No documento O sentido da Pragmateía Epicurista (páginas 122-125)

Dissemos anteriormente que para Epicuro o mal deriva do ódio, da inveja e do desprezo. E também que esses não são sentimentos naturais, mas reflexos de uma forma de viver fundamentada em concepções vazias. Resultaria disso uma desmesura (hýbris) e, portanto, um desequilíbrio que não se repercute na alma do sábio, nem nas ações dele. Isso porque ele guia suas conduta pelo logismós e pela phrónesis ancorados na physiología. Para explicar esse raciocínio, vamos considerar o seguinte testemunho da Carta a Meneceu:

Não é uma sucessão ininterrupta de banquetes e festas, nem o prazer sexual com meninos e mulheres, nem a degustação de peixes e outras iguarias oferecidas por uma mesa suntuosa que proporciona a vida agradável, e sim um cálculo sóbrio (logismòs) que investigue as causas de toda escolha e de toda rejeição e elimine as opiniões vãs por obra das quais um intenso tumulto de apossa das almas. (DL, X, 132)18

A práxis epicurista edifica o modo de viver do sábio a partir de uma compreensão da

phýsis e não de acordo com os valores predominantes na pólis. Por meio da physiología são

pensados os limites naturais para o agir e as finalidades das ações. Se o objetivo maior disso é dar um direcionamento para tornar possível fazer da vida um exercício de liberdade, serenidade e equilíbrio, então o foco recai em poder estabelecer uma medida que impeça o sábio de agir contra a natureza. Isso implica na necessidade de pensar, a partir do saber

physiológico, para poder deliberar de forma a escolher e rejeitar visando realizar um modo

sábio de viver.

O termo empregado por Epicuro para definir essa capacidade da psyché para calcular, avaliar e com isso poder fazer escolhas é logismós19. Por meio dessa faculdade a alma pode pensar uma conduta dentro dos limites do natural e necessário e evitar que a vontade se projete em desmesuras e desequilíbrios. O logismós “tem a finalidade de, na medida do possível, livrá-la do erro e do engano nos julgamentos e opiniões que venha a manifestar” (SILVA, 2003, 73). Isso nos remete para uma ideia de intencionalidade que vai gerir toda a conduta do sábio. Sua práxis tem no logismós a possibilidade de uma reflexão voltada para avaliar, selecionar e escolher em função da sua compreensão da natureza e de realizar um modo de vida identificado com ela. Daí porque “raramente a sorte prejudica um homem sábio, pois as coisas principais e fundamentais sempre foram governadas pela razão (logismós), e

18 οὐ γὰρ πότοι καὶ κῶμοι συνείροντες οὐδ’ ἀπολαύσεις παίδων καὶ γυναικῶν οὐδ’ ἰχθύων καὶ τῶν ἄλλων, ὅσα φέρει πολυτελὴς τράπεζα, τὸν ἡδὺν γεννᾷ βίον, ἀλλὰ νήφων λογισμὸς καὶ τὰς αἰτίας ἐξερευνῶν πάσης αἱρέσεως καὶ φυγῆς καὶ τὰς δόξας ἐξελαύνων, ἐξ ὧν πλεῖστος τὰς ψυχὰς αταλαμβάνει θόρυβος. 19 DL, X, 32, 39, 75, 76, 117, 132, 144, 145.
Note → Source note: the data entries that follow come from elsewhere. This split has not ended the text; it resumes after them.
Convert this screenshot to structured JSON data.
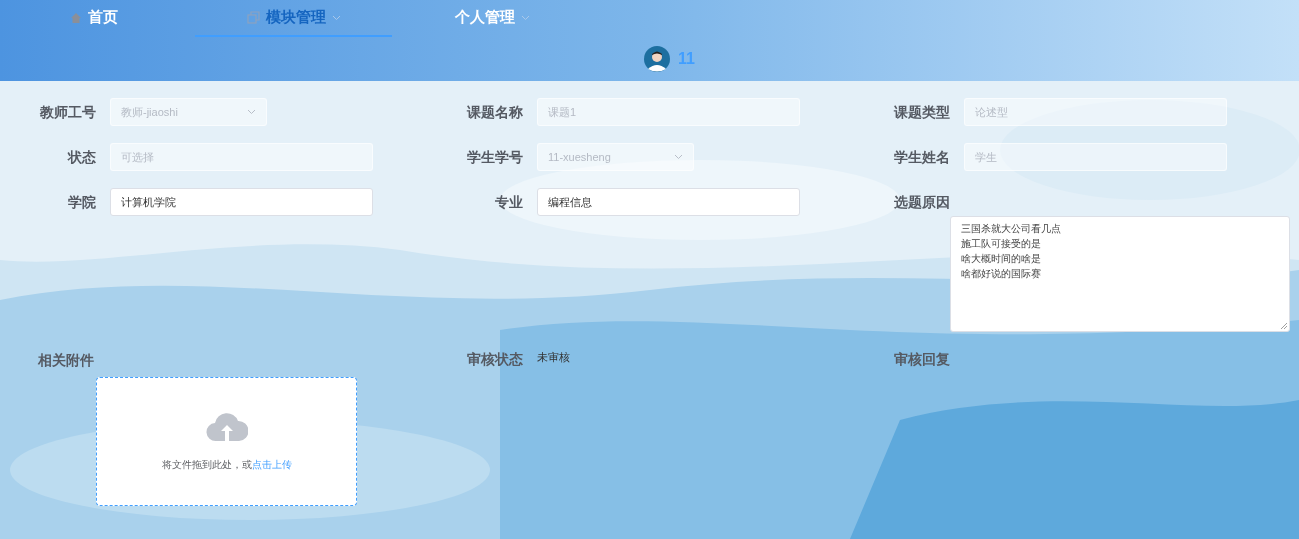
{
  "nav": [
    {
      "label": "首页",
      "selected": false,
      "dropdown": false
    },
    {
      "label": "模块管理",
      "selected": true,
      "dropdown": true
    },
    {
      "label": "个人管理",
      "selected": false,
      "dropdown": true
    }
  ],
  "user": {
    "name": "11"
  },
  "rows": [
    [
      {
        "label": "教师工号",
        "kind": "select",
        "placeholder": "教师-jiaoshi",
        "disabled": true
      },
      {
        "label": "课题名称",
        "kind": "input",
        "placeholder": "课题1",
        "disabled": true
      },
      {
        "label": "课题类型",
        "kind": "input",
        "placeholder": "论述型",
        "disabled": true
      }
    ],
    [
      {
        "label": "状态",
        "kind": "input",
        "placeholder": "可选择",
        "disabled": true
      },
      {
        "label": "学生学号",
        "kind": "select",
        "placeholder": "11-xuesheng",
        "disabled": true
      },
      {
        "label": "学生姓名",
        "kind": "input",
        "placeholder": "学生",
        "disabled": true
      }
    ],
    [
      {
        "label": "学院",
        "kind": "input",
        "value": "计算机学院",
        "disabled": false
      },
      {
        "label": "专业",
        "kind": "input",
        "value": "编程信息",
        "disabled": false
      },
      {
        "label": "选题原因",
        "kind": "textarea",
        "lines": [
          "三国杀就大公司看几点",
          "施工队可接受的是",
          "啥大概时间的啥是",
          "啥都好说的国际赛"
        ]
      }
    ],
    [
      {
        "label": "相关附件",
        "kind": "upload",
        "hint": "将文件拖到此处，或",
        "link": "点击上传"
      },
      {
        "label": "审核状态",
        "kind": "text",
        "value": "未审核"
      },
      {
        "label": "审核回复",
        "kind": "text"
      }
    ]
  ]
}
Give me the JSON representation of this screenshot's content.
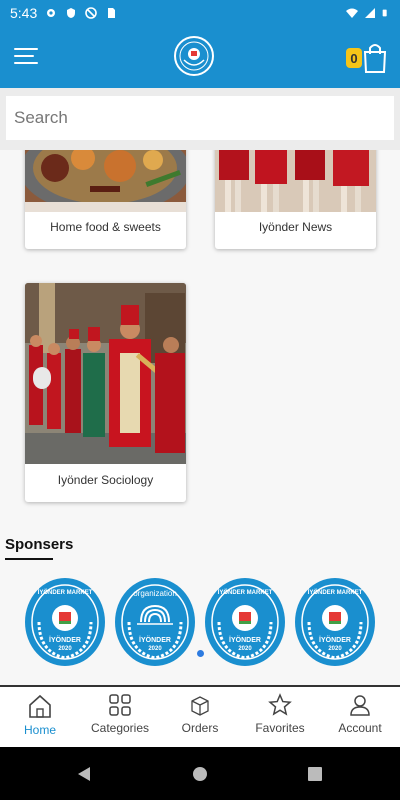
{
  "status_bar": {
    "time": "5:43"
  },
  "search": {
    "placeholder": "Search"
  },
  "cart": {
    "count": "0"
  },
  "categories": [
    {
      "label": "Home food & sweets"
    },
    {
      "label": "Iyönder News"
    },
    {
      "label": "Iyönder Sociology"
    }
  ],
  "sponsors": {
    "title": "Sponsers",
    "items": [
      {
        "top_text": "İYÖNDER MARKET",
        "bottom_text": "İYÖNDER",
        "year": "2020"
      },
      {
        "top_text": "organization",
        "bottom_text": "İYÖNDER",
        "year": "2020"
      },
      {
        "top_text": "İYÖNDER MARKET",
        "bottom_text": "İYÖNDER",
        "year": "2020"
      },
      {
        "top_text": "İYÖNDER MARKET",
        "bottom_text": "İYÖNDER",
        "year": "2020"
      }
    ]
  },
  "bottom_nav": {
    "items": [
      {
        "label": "Home",
        "icon": "home-icon"
      },
      {
        "label": "Categories",
        "icon": "grid-icon"
      },
      {
        "label": "Orders",
        "icon": "box-icon"
      },
      {
        "label": "Favorites",
        "icon": "star-icon"
      },
      {
        "label": "Account",
        "icon": "user-icon"
      }
    ]
  },
  "colors": {
    "primary": "#1a8fcf",
    "badge": "#f5c518",
    "dot": "#2d7be0"
  }
}
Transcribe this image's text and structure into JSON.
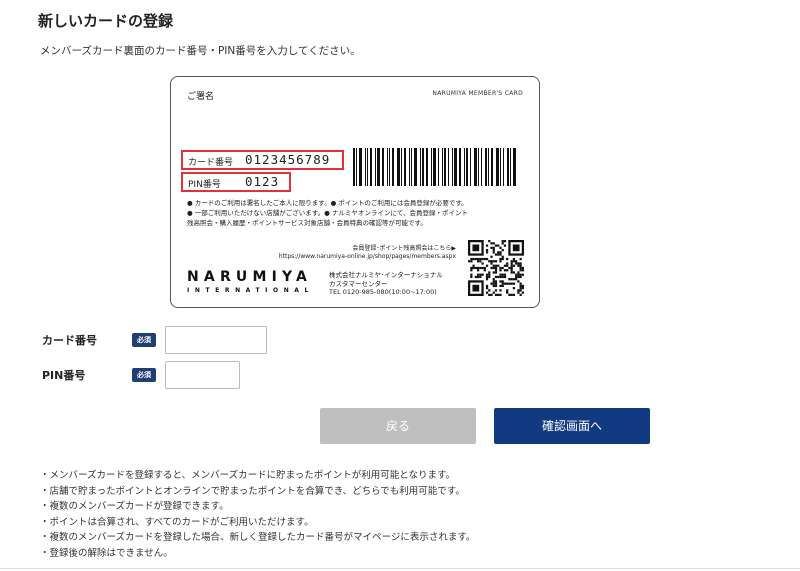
{
  "page": {
    "title": "新しいカードの登録",
    "instruction": "メンバーズカード裏面のカード番号・PIN番号を入力してください。"
  },
  "card": {
    "signature_label": "ご署名",
    "brand_header": "NARUMIYA MEMBER'S CARD",
    "card_number_label": "カード番号",
    "card_number_value": "0123456789",
    "pin_label": "PIN番号",
    "pin_value": "0123",
    "notes": [
      "● カードのご利用は署名したご本人に限ります。● ポイントのご利用には会員登録が必要です。",
      "● 一部ご利用いただけない店舗がございます。● ナルミヤオンラインにて、会員登録・ポイント",
      "残高照会・購入履歴・ポイントサービス対象店舗・会員特典の確認等が可能です。"
    ],
    "register_text": "会員登録･ポイント残高照会はこちら▶",
    "register_url": "https://www.narumiya-online.jp/shop/pages/members.aspx",
    "logo_main": "NARUMIYA",
    "logo_sub": "INTERNATIONAL",
    "company_name": "株式会社ナルミヤ･インターナショナル",
    "support_center": "カスタマーセンター",
    "tel": "TEL 0120-985-080(10:00~17:00)"
  },
  "form": {
    "card_number_label": "カード番号",
    "pin_label": "PIN番号",
    "required_badge": "必須",
    "card_number_value": "",
    "pin_value": ""
  },
  "buttons": {
    "back": "戻る",
    "confirm": "確認画面へ"
  },
  "colors": {
    "accent": "#123a82",
    "badge": "#1f3f73",
    "highlight_red": "#e0323a",
    "disabled": "#bfbfbf"
  },
  "notes": [
    "・メンバーズカードを登録すると、メンバーズカードに貯まったポイントが利用可能となります。",
    "・店舗で貯まったポイントとオンラインで貯まったポイントを合算でき、どちらでも利用可能です。",
    "・複数のメンバーズカードが登録できます。",
    "・ポイントは合算され、すべてのカードがご利用いただけます。",
    "・複数のメンバーズカードを登録した場合、新しく登録したカード番号がマイページに表示されます。",
    "・登録後の解除はできません。"
  ]
}
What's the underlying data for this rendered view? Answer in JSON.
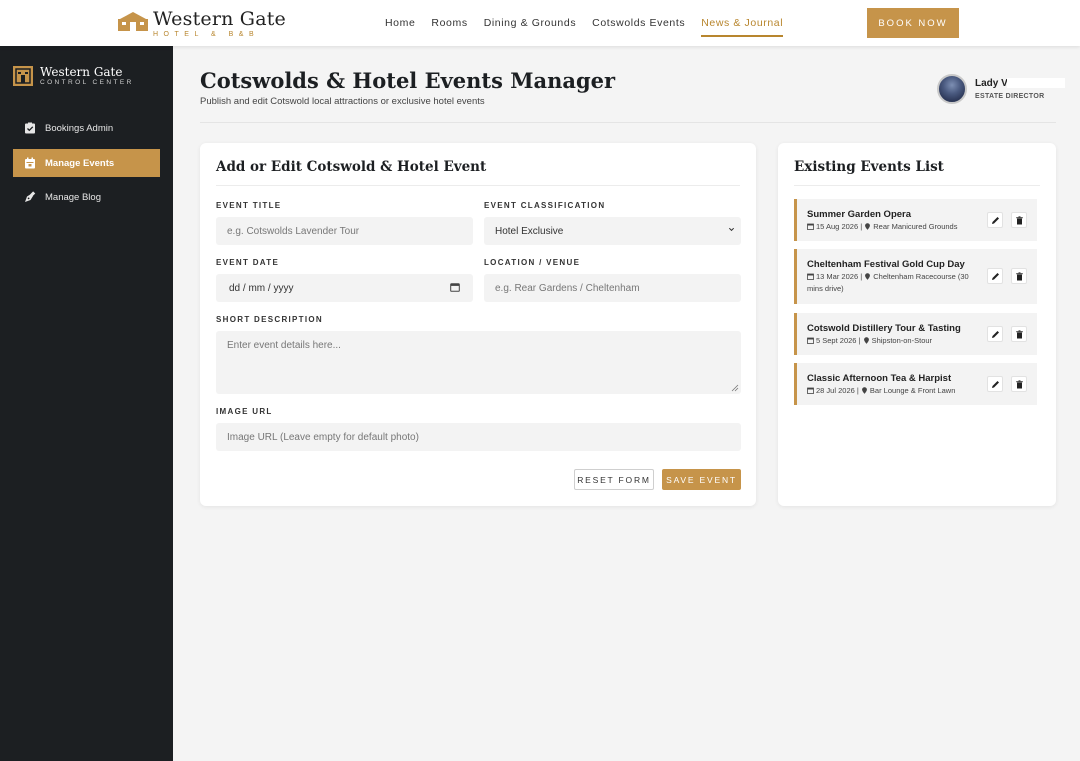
{
  "brand": {
    "name": "Western Gate",
    "tagline": "HOTEL & B&B"
  },
  "topnav": {
    "links": [
      "Home",
      "Rooms",
      "Dining & Grounds",
      "Cotswolds Events",
      "News & Journal"
    ],
    "active_link": "News & Journal",
    "book_button": "BOOK NOW"
  },
  "sidebar": {
    "brand_name": "Western Gate",
    "brand_sub": "CONTROL CENTER",
    "items": [
      {
        "label": "Bookings Admin",
        "icon": "clipboard-check-icon",
        "active": false
      },
      {
        "label": "Manage Events",
        "icon": "calendar-icon",
        "active": true
      },
      {
        "label": "Manage Blog",
        "icon": "pen-nib-icon",
        "active": false
      }
    ]
  },
  "header": {
    "title": "Cotswolds & Hotel Events Manager",
    "subtitle": "Publish and edit Cotswold local attractions or exclusive hotel events",
    "profile_name": "Lady V",
    "profile_role": "ESTATE DIRECTOR"
  },
  "form": {
    "title": "Add or Edit Cotswold & Hotel Event",
    "event_title_label": "EVENT TITLE",
    "event_title_placeholder": "e.g. Cotswolds Lavender Tour",
    "classification_label": "EVENT CLASSIFICATION",
    "classification_value": "Hotel Exclusive",
    "date_label": "EVENT DATE",
    "date_placeholder": "dd / mm / yyyy",
    "location_label": "LOCATION / VENUE",
    "location_placeholder": "e.g. Rear Gardens / Cheltenham",
    "description_label": "SHORT DESCRIPTION",
    "description_placeholder": "Enter event details here...",
    "image_label": "IMAGE URL",
    "image_placeholder": "Image URL (Leave empty for default photo)",
    "reset_label": "RESET FORM",
    "save_label": "SAVE EVENT"
  },
  "events_list": {
    "title": "Existing Events List",
    "items": [
      {
        "name": "Summer Garden Opera",
        "date": "15 Aug 2026",
        "location": "Rear Manicured Grounds"
      },
      {
        "name": "Cheltenham Festival Gold Cup Day",
        "date": "13 Mar 2026",
        "location": "Cheltenham Racecourse (30 mins drive)"
      },
      {
        "name": "Cotswold Distillery Tour & Tasting",
        "date": "5 Sept 2026",
        "location": "Shipston-on-Stour"
      },
      {
        "name": "Classic Afternoon Tea & Harpist",
        "date": "28 Jul 2026",
        "location": "Bar Lounge & Front Lawn"
      }
    ]
  },
  "colors": {
    "accent": "#c6944a",
    "sidebar_bg": "#1c1f22",
    "page_bg": "#f4f4f4"
  }
}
por todo o curso da vida a razão as governa e governará” (DL, X, 144)20. Por isso Epicuro coloca o logismós como essa faculdade da alma que proporciona uma vida agradável, pois sem ela os desejos se desgovernam e se projetam sem limites, desequilibrando o homem e o colocando à mercê de necessidades nem naturais e nem necessárias.

A ação sábia é consequência da deliberação e esta é orientada por esse cálculo racional. Mas é preciso uma disposição para agir segundo o logismós. Estamos aí no âmbito da phrónesis. Esse vocábulo é traduzido por sensatez, prudência, “vontade esclarecida” e sabedoria21. Mas para além de uma tradução é preciso entender o valor circunscrito por essa palavra. “Epicuro utiliza o termo phrónesis num sentido muito similar àquele desenvolvido por Aristóteles, ou seja, como ‘sabedoria prática’” (SILVA, 2003, p. 74). Assim, poderíamos pensar sob a perspectiva de uma sabedoria no agir. A phrónesis em Epicuro diz respeito ao aspecto prático da sua filosofia, a uma disposição para se conduzir orientado por um saber

physiológico tendo em vista realizar uma vida feliz.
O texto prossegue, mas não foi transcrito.